Back in 1970s Kingswinford had a record breaking football team - Kingswinford Athletic - who won the Kidderminster League’s Premier Division no fewer than five times in a row. And what is more in the 1977/78 season they did not lose a match in either the league or the league cup. Unfortunately their success on the pitch was not reflected off it and the club closed in the early 1980s.



One of the country’s leading golfer’s in the 1920s and 30s was Archibald Compston, a Sedgley lad who was a member of the first three British Ryder Cup teams. Archie’s father, John, was a lime-burner who lived in Bath Street, Sedgley with his wife Maryanne and four children.

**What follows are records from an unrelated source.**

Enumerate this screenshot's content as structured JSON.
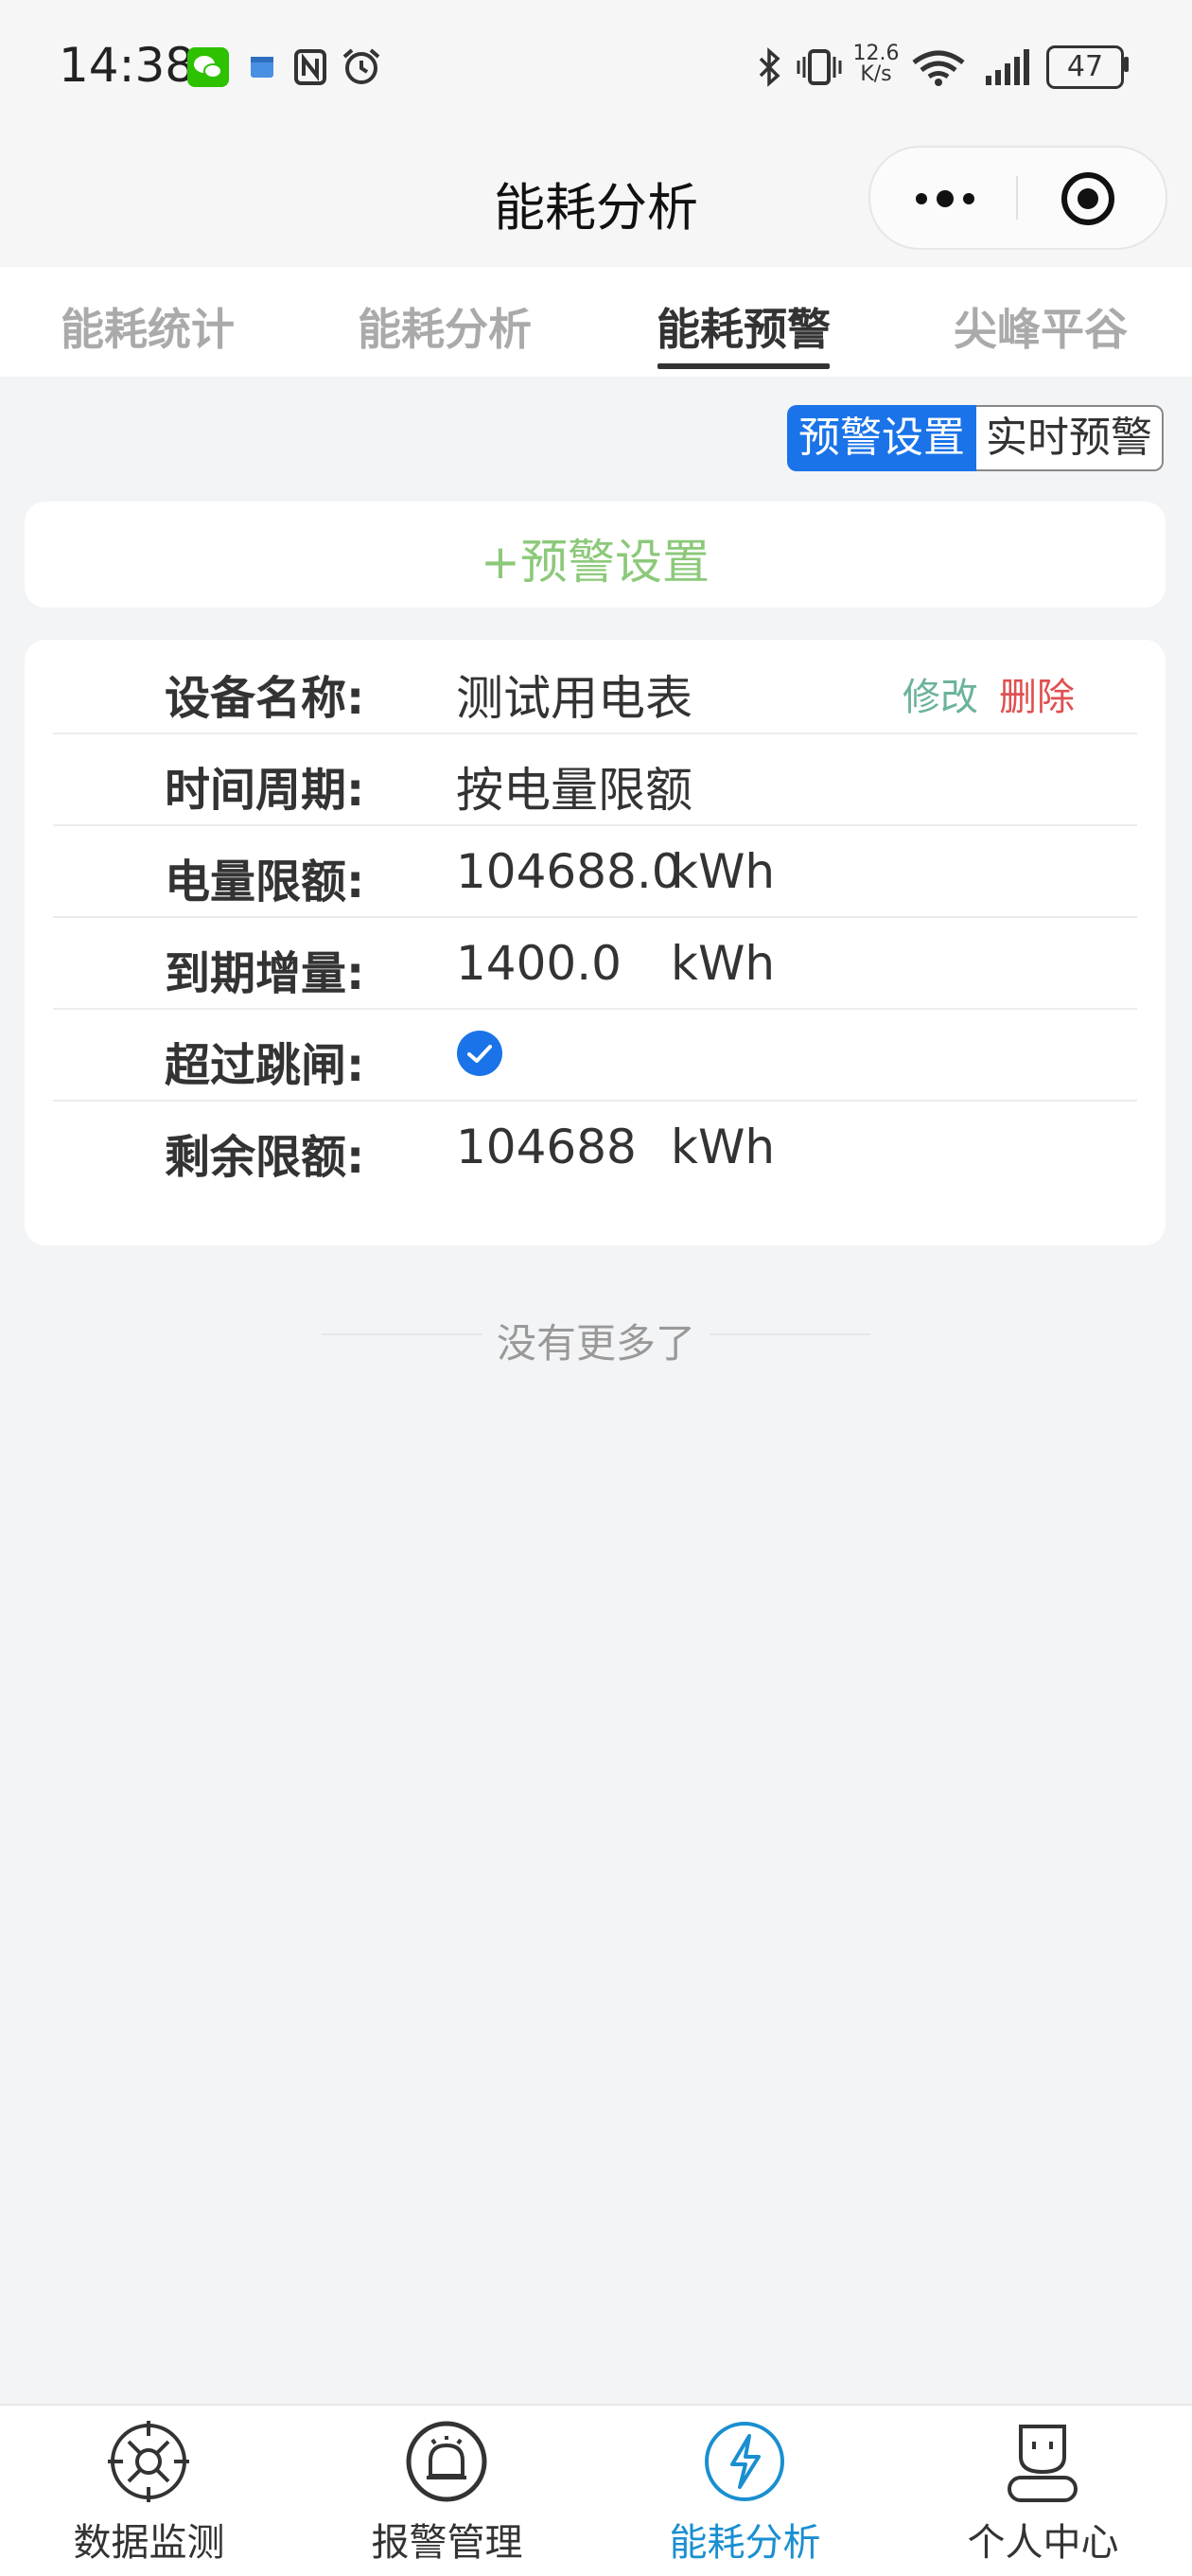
{
  "status_bar": {
    "time": "14:38",
    "net_speed_top": "12.6",
    "net_speed_bottom": "K/s",
    "battery": "47",
    "icons": [
      "wechat-icon",
      "calendar-icon",
      "nfc-icon",
      "alarm-icon",
      "bluetooth-icon",
      "vibrate-icon",
      "wifi-icon",
      "signal-icon",
      "battery-icon"
    ]
  },
  "navbar": {
    "title": "能耗分析"
  },
  "tabs": [
    {
      "label": "能耗统计",
      "active": false
    },
    {
      "label": "能耗分析",
      "active": false
    },
    {
      "label": "能耗预警",
      "active": true
    },
    {
      "label": "尖峰平谷",
      "active": false
    }
  ],
  "segment": {
    "active": "预警设置",
    "inactive": "实时预警"
  },
  "add_button": {
    "label": "+预警设置"
  },
  "record": {
    "edit_label": "修改",
    "delete_label": "删除",
    "rows": [
      {
        "label": "设备名称:",
        "value": "测试用电表",
        "unit": ""
      },
      {
        "label": "时间周期:",
        "value": "按电量限额",
        "unit": ""
      },
      {
        "label": "电量限额:",
        "value": "104688.0",
        "unit": "kWh"
      },
      {
        "label": "到期增量:",
        "value": "1400.0",
        "unit": "kWh"
      },
      {
        "label": "超过跳闸:",
        "value": "",
        "unit": ""
      },
      {
        "label": "剩余限额:",
        "value": "104688",
        "unit": "kWh"
      }
    ],
    "trip_checked": true
  },
  "no_more": "没有更多了",
  "bottom_tabs": [
    {
      "label": "数据监测",
      "icon": "monitor-icon",
      "active": false
    },
    {
      "label": "报警管理",
      "icon": "alarm-light-icon",
      "active": false
    },
    {
      "label": "能耗分析",
      "icon": "lightning-icon",
      "active": true
    },
    {
      "label": "个人中心",
      "icon": "user-icon",
      "active": false
    }
  ],
  "colors": {
    "accent": "#1a73e8",
    "add_green": "#8cc97a",
    "edit": "#6bb39a",
    "delete": "#e05050",
    "tab_active_blue": "#1a8fd0"
  }
}
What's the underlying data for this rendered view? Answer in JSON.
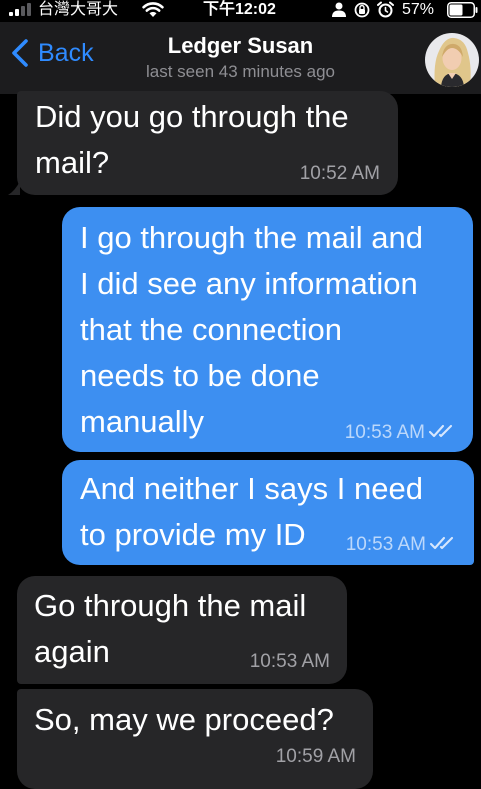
{
  "status_bar": {
    "carrier": "台灣大哥大",
    "time": "下午12:02",
    "battery": "57%"
  },
  "header": {
    "back_label": "Back",
    "contact_name": "Ledger Susan",
    "last_seen": "last seen 43 minutes ago"
  },
  "colors": {
    "incoming_bubble": "#262628",
    "outgoing_bubble": "#3d8ff1",
    "accent": "#2f8bff"
  },
  "messages": [
    {
      "direction": "incoming",
      "text": "Did you go through the\nmail?",
      "time": "10:52 AM"
    },
    {
      "direction": "outgoing",
      "text": "I go through the mail and\nI did see any information\nthat the connection\nneeds to be done\nmanually",
      "time": "10:53 AM",
      "status": "read"
    },
    {
      "direction": "outgoing",
      "text": "And neither I says I need\nto provide my ID",
      "time": "10:53 AM",
      "status": "read"
    },
    {
      "direction": "incoming",
      "text": "Go through the mail\nagain",
      "time": "10:53 AM"
    },
    {
      "direction": "incoming",
      "text": "So, may we proceed?",
      "time": "10:59 AM"
    }
  ]
}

In the 1901 census the eldest son—also called John—was described as being a “golf green keeper” and it would seem that it was through him that Archie, the youngest member of the family, was introduced to the sport.

Certainly Archie became a regular at Penn Golf Club before finding employment at Kidderminster Golf Club (where he was sacked for “idleness” in 1909). Despite this setback he went on to become a leading professional and was chosen to represent his country in the first three Ryder Cup challenges against the United States. He later became the resident professional at Coombe Hill Golf Club in Kingston Upon Thames where it is said that he taught King Edward VIII to play the game.

Archie was best known in golfing circles for his amazing 18 and 17 victory over the great Walter Hagan in a 72 hole challenge match in 1928. The stakes were £500, a very significant amount in those days, and it was said that there were a number of side-bets running into several hundred more pounds.

Amongst his other little quirks Archie Compston also had the unusual habit of employing three caddies when he played. One caddy would carry his clubs, another would take charge of his jacket and jumper and the third would hold his cigarettes and pipe!

He also was not adverse to taking on some strange challenges including playing a round of golf left handed or playing a round using only a putter.